There is no geological evidence of any earthquake at that time nor is there any
record of a mysterious darkness from noon to 3pm. According to Shmuel Golding of
the Jerusalem Institute of Biblical Polemics, the temple veil was still there
and in one piece 35 years after the alleged crucifixion. For these obvious
reasons the gospel accounts of the so-called passion stories must be declared
pure fiction.' [L.Cable]
Footnotes
-
Jung also spoke of the potential neurotic effects of
homosexuality on homosexuals, where he had better spoken of the potential
neurotic effects of homophobia on homosexuals. After all, give
homosexuals the same dignity as heterosexuals, and the neurotic effects of
homosexuality on homosexuals will be as widespread as the neurotic effects
of heterosexuality on heterosexuals.
-
'By the power of that (Grail)stone, the Phoenix burns to ashes,
but the ashes quickly restore him to life again.'[Wolfram von Eschenbach on
the Grail in his Parzival]
-
The Virgilian term for a solar eclipse (labor solis) is on top
astronomically incorrect. Because a solar eclipse is the Work of the Moon of
course, just as a lunar eclipse is the Work of the Earth (labor terrae).
-
Fraudulent I cannot judge, but psychotic? Perhaps Gardiner has
been visited by hackers again who presented themselves as members of the
Paris 4. That has happened before: 'The information came thick and fast and
I was quite enjoying, if not totally agreeing, with what I was reading. Then
something strange happened.
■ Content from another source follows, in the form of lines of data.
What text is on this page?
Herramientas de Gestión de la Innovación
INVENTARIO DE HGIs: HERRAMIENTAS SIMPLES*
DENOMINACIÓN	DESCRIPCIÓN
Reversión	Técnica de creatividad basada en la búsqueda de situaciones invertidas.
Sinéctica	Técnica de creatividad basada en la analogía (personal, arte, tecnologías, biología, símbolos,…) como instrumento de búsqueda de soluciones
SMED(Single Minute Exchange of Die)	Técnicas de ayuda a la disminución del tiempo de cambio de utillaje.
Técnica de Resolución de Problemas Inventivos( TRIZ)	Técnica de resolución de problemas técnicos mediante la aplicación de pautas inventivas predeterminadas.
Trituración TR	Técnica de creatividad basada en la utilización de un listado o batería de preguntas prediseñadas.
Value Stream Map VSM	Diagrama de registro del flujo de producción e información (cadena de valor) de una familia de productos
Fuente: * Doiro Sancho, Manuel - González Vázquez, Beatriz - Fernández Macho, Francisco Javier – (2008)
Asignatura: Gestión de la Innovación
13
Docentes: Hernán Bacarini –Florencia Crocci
Almost everybody on my own forum started being
hacked. My emails and the Paris 4's emails were intercepted and we seemingly
started saying bad things against each other. I closed up and refused to
listen to anymore. Then we both found that somebody had been messing with
our emails. Some people on my forum also had the same thing and eventually
we all managed to get filters and god knows what else to stop it.'
[Gardiner]
-
A month later Dixon would acknowledge the fact that 'the idea
of kundalini coiled at the base of the spine is clearly archaic'.